Deep Lens, a Columbus, Ohio-based startup developing a precision medicine software suite, today announced that it’s raised $14 million in series A funding led by Northpond Ventures, with participation from existing investors Rev1 Ventures, Sierra Ventures, and Tamarind-Hill Partners. It brings the startup’s total raised to $17.5 million, following a $3.2 million seed round in October 2018, and will fuel a fresh round of hiring in its service, sales, and marketing divisions and the further development of its platform, said CEO Dave Billiter.
“Since our inception, we’ve benefited from a tremendous group of investors, which now includes the world class team at Northpond Ventures,” Billiter said. “This series A financing is further validation of the value of our industry-changing approach to digital pathology in delivering the right cancer diagnoses faster and accelerating oncology trial recruitment and timelines.”
“With this additional capital,” president and cofounder Simon Arkell added, “we will move to quickly leverage our successes in the pathology industry and apply a highly disruptive approach to patient identification in clinical trials, one of the most expensive and time-intensive issues faced by the pharmaceutical industry.”
Deep Lens was founded by Billiter, Arkell, and former Cardinal Health director TJ Bowen. Billiter, an Ohio native and graduate of Ohio Northern University and Columbus Southern University, joined Nationwide Children’s Hospital in 2004, where he oversaw the creation of an AI-driven oncology studies suite that has been used by clinicians at 65 institutions in eight countries. It served as the foundation of Deep Lens’ free-of-charge tool set: Virtual Imaging for Pathology Education and Research, or VIPER.

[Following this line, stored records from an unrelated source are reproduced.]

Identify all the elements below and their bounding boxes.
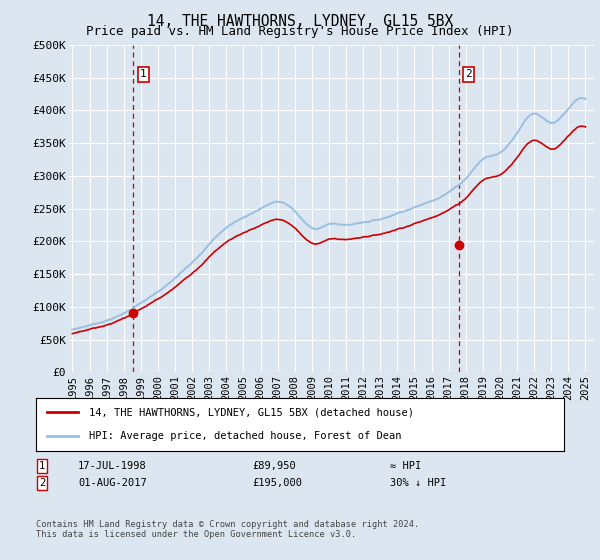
Text: 01-AUG-2017: 01-AUG-2017: [78, 478, 147, 488]
Text: 2: 2: [39, 478, 45, 488]
Text: 1: 1: [140, 69, 146, 80]
Text: Contains HM Land Registry data © Crown copyright and database right 2024.
This d: Contains HM Land Registry data © Crown c…: [36, 520, 419, 539]
Text: Price paid vs. HM Land Registry's House Price Index (HPI): Price paid vs. HM Land Registry's House …: [86, 25, 514, 38]
Text: 14, THE HAWTHORNS, LYDNEY, GL15 5BX (detached house): 14, THE HAWTHORNS, LYDNEY, GL15 5BX (det…: [89, 408, 414, 418]
Text: 14, THE HAWTHORNS, LYDNEY, GL15 5BX: 14, THE HAWTHORNS, LYDNEY, GL15 5BX: [147, 14, 453, 29]
Text: 17-JUL-1998: 17-JUL-1998: [78, 461, 147, 471]
Text: 2: 2: [466, 69, 472, 80]
Text: ≈ HPI: ≈ HPI: [390, 461, 421, 471]
Text: 30% ↓ HPI: 30% ↓ HPI: [390, 478, 446, 488]
Text: 1: 1: [39, 461, 45, 471]
Text: £195,000: £195,000: [252, 478, 302, 488]
Text: HPI: Average price, detached house, Forest of Dean: HPI: Average price, detached house, Fore…: [89, 431, 401, 441]
Text: £89,950: £89,950: [252, 461, 296, 471]
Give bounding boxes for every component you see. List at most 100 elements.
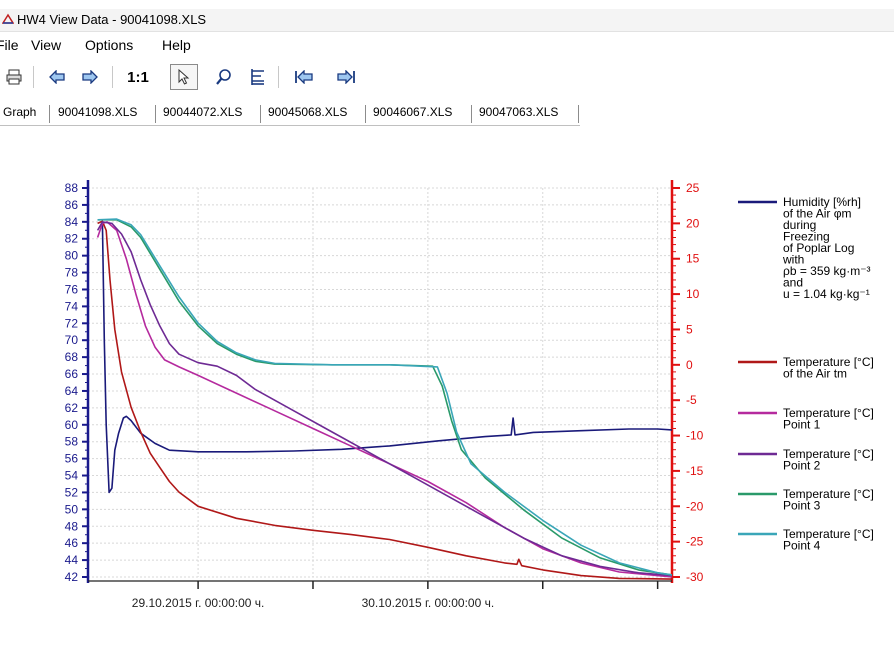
window-titlebar: HW4 View Data - 90041098.XLS bbox=[0, 9, 894, 32]
chart-series bbox=[96, 218, 673, 580]
tab-file-3[interactable]: 90045068.XLS bbox=[268, 105, 348, 119]
right-tick-label: 20 bbox=[686, 216, 700, 230]
chart-legend: Humidity [%rh]of the Air φmduringFreezin… bbox=[738, 195, 874, 553]
legend-label: of the Air tm bbox=[783, 367, 847, 381]
menu-file[interactable]: File bbox=[0, 37, 19, 53]
legend-label: Temperature [°C] bbox=[783, 527, 874, 541]
left-tick-label: 56 bbox=[65, 452, 79, 466]
right-tick-label: 0 bbox=[686, 358, 693, 372]
back-button[interactable] bbox=[43, 64, 71, 90]
tab-file-5[interactable]: 90047063.XLS bbox=[479, 105, 559, 119]
app-icon bbox=[2, 13, 14, 24]
right-tick-label: 25 bbox=[686, 181, 700, 195]
left-tick-label: 76 bbox=[65, 282, 79, 296]
menu-options[interactable]: Options bbox=[85, 37, 134, 53]
forward-button[interactable] bbox=[76, 64, 104, 90]
axis-settings-icon bbox=[251, 69, 264, 85]
left-tick-label: 80 bbox=[65, 249, 79, 263]
legend-label: Freezing bbox=[783, 230, 830, 244]
right-tick-label: 10 bbox=[686, 287, 700, 301]
menu-view[interactable]: View bbox=[31, 37, 62, 53]
tab-bar: Graph 90041098.XLS 90044072.XLS 90045068… bbox=[0, 103, 894, 125]
magnifier-icon bbox=[216, 69, 231, 85]
right-tick-label: -30 bbox=[686, 570, 704, 584]
legend-label: during bbox=[783, 218, 816, 232]
legend-label: Temperature [°C] bbox=[783, 447, 874, 461]
legend-label: Point 2 bbox=[783, 459, 821, 473]
series-line-humidity bbox=[101, 221, 673, 494]
chart-axes: 4244464850525456586062646668707274767880… bbox=[65, 180, 704, 610]
menu-help[interactable]: Help bbox=[162, 37, 191, 53]
right-tick-label: -15 bbox=[686, 464, 704, 478]
arrow-left-icon bbox=[49, 70, 65, 84]
jump-end-icon bbox=[337, 70, 355, 84]
tab-graph[interactable]: Graph bbox=[3, 105, 37, 119]
tab-file-2[interactable]: 90044072.XLS bbox=[163, 105, 243, 119]
legend-label: Point 1 bbox=[783, 418, 821, 432]
right-tick-label: -25 bbox=[686, 535, 704, 549]
legend-label: of the Air φm bbox=[783, 207, 851, 221]
print-icon bbox=[6, 69, 22, 85]
left-tick-label: 68 bbox=[65, 350, 79, 364]
legend-label: ρb = 359 kg·m⁻³ bbox=[783, 264, 871, 278]
legend-label: Point 4 bbox=[783, 539, 821, 553]
legend-label: of Poplar Log bbox=[783, 241, 854, 255]
legend-label: Humidity [%rh] bbox=[783, 195, 861, 209]
series-line-point4 bbox=[97, 218, 673, 576]
left-tick-label: 46 bbox=[65, 536, 79, 550]
one-to-one-zoom[interactable]: 1:1 bbox=[127, 68, 149, 86]
chart-grid bbox=[88, 187, 672, 578]
left-tick-label: 48 bbox=[65, 519, 79, 533]
arrow-right-icon bbox=[82, 70, 98, 84]
left-tick-label: 50 bbox=[65, 502, 79, 516]
x-tick-label: 29.10.2015 г. 00:00:00 ч. bbox=[132, 596, 265, 610]
right-tick-label: 5 bbox=[686, 322, 693, 336]
left-tick-label: 84 bbox=[65, 215, 79, 229]
left-tick-label: 44 bbox=[65, 553, 79, 567]
jump-end-button[interactable] bbox=[332, 64, 360, 90]
chart: 4244464850525456586062646668707274767880… bbox=[65, 180, 874, 610]
left-tick-label: 60 bbox=[65, 418, 79, 432]
left-tick-label: 78 bbox=[65, 266, 79, 280]
series-line-air_temp bbox=[97, 220, 673, 580]
left-tick-label: 58 bbox=[65, 435, 79, 449]
left-tick-label: 66 bbox=[65, 367, 79, 381]
x-tick-label: 30.10.2015 г. 00:00:00 ч. bbox=[362, 596, 495, 610]
left-tick-label: 64 bbox=[65, 384, 79, 398]
axis-settings-button[interactable] bbox=[244, 64, 272, 90]
left-tick-label: 82 bbox=[65, 232, 79, 246]
left-tick-label: 88 bbox=[65, 181, 79, 195]
left-tick-label: 54 bbox=[65, 469, 79, 483]
legend-label: u = 1.04 kg·kg⁻¹ bbox=[783, 287, 870, 301]
toolbar: 1:1 bbox=[0, 60, 894, 94]
legend-label: Temperature [°C] bbox=[783, 406, 874, 420]
right-tick-label: -5 bbox=[686, 393, 697, 407]
left-tick-label: 62 bbox=[65, 401, 79, 415]
tab-file-4[interactable]: 90046067.XLS bbox=[373, 105, 453, 119]
legend-label: and bbox=[783, 276, 803, 290]
left-tick-label: 86 bbox=[65, 198, 79, 212]
right-tick-label: -20 bbox=[686, 499, 704, 513]
legend-label: Temperature [°C] bbox=[783, 355, 874, 369]
menu-bar: File View Options Help bbox=[0, 34, 894, 56]
right-tick-label: 15 bbox=[686, 252, 700, 266]
legend-label: Point 3 bbox=[783, 499, 821, 513]
left-tick-label: 74 bbox=[65, 299, 79, 313]
series-line-point1 bbox=[96, 221, 673, 578]
left-tick-label: 72 bbox=[65, 316, 79, 330]
pointer-tool-button[interactable] bbox=[170, 64, 198, 90]
legend-label: Temperature [°C] bbox=[783, 487, 874, 501]
left-tick-label: 42 bbox=[65, 570, 79, 584]
jump-start-button[interactable] bbox=[290, 64, 318, 90]
tab-file-1[interactable]: 90041098.XLS bbox=[58, 105, 138, 119]
left-tick-label: 70 bbox=[65, 333, 79, 347]
print-button[interactable] bbox=[0, 64, 28, 90]
window-title: HW4 View Data - 90041098.XLS bbox=[17, 12, 207, 27]
legend-label: with bbox=[782, 253, 804, 267]
left-tick-label: 52 bbox=[65, 485, 79, 499]
right-tick-label: -10 bbox=[686, 429, 704, 443]
jump-start-icon bbox=[295, 70, 313, 84]
series-line-point2 bbox=[96, 221, 673, 577]
zoom-tool-button[interactable] bbox=[210, 64, 238, 90]
pointer-icon bbox=[178, 69, 190, 85]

VIPER is a full-stack solution comprising an AI image detection suite, feedback tools, cloud storage, and APIs for integration with hardware and apps, designed to facilitate peer-to-peer collaboration and clinical research. In clinical trial recruitment scenarios, it can flag eligible patients at the time of their diagnosis, helping to fast-track enrollment.
The ultimate aim, Billiter said, is to provide users with “fast and accurate” information and expert consultation toward better patient outcomes and clinical research.
“VIPER has always been about empowering and enabling the pathology community, allowing them to focus on the nuanced diagnoses and case-specific details that require many years of specialized medical training,” he said. “It’s incredibly exciting to … leverage the evolution in machine vision technology as we launch VIPER globally, free of charge to benefit all pathologists and, in turn, their patients.”
Deep Lens is vying for a slice of the anticipated $35 billion health care cloud computing market against startups like PathAI, which employs machine learning techniques to improve diagnostic accuracy, and Inspirata and Proscia, both of which develop products that digitize and automate pathology workflows. But unlike some of its competitors, the startup isn’t just targeting hospitals and clinics — it’s already in talks with pharmaceutical companies that hope to use VIPER to access and identify trial candidates.
“Northpond is excited to support Deep Lens. The VIPER platform and its unique distribution is a novel approach to the problem of patient recruitment in clinical trials,” said Northpond founder and CEO Michael P. Rubin. “We are proud to begin working with the current investors to help Deep Lens accomplish their clinical and commercial goals.”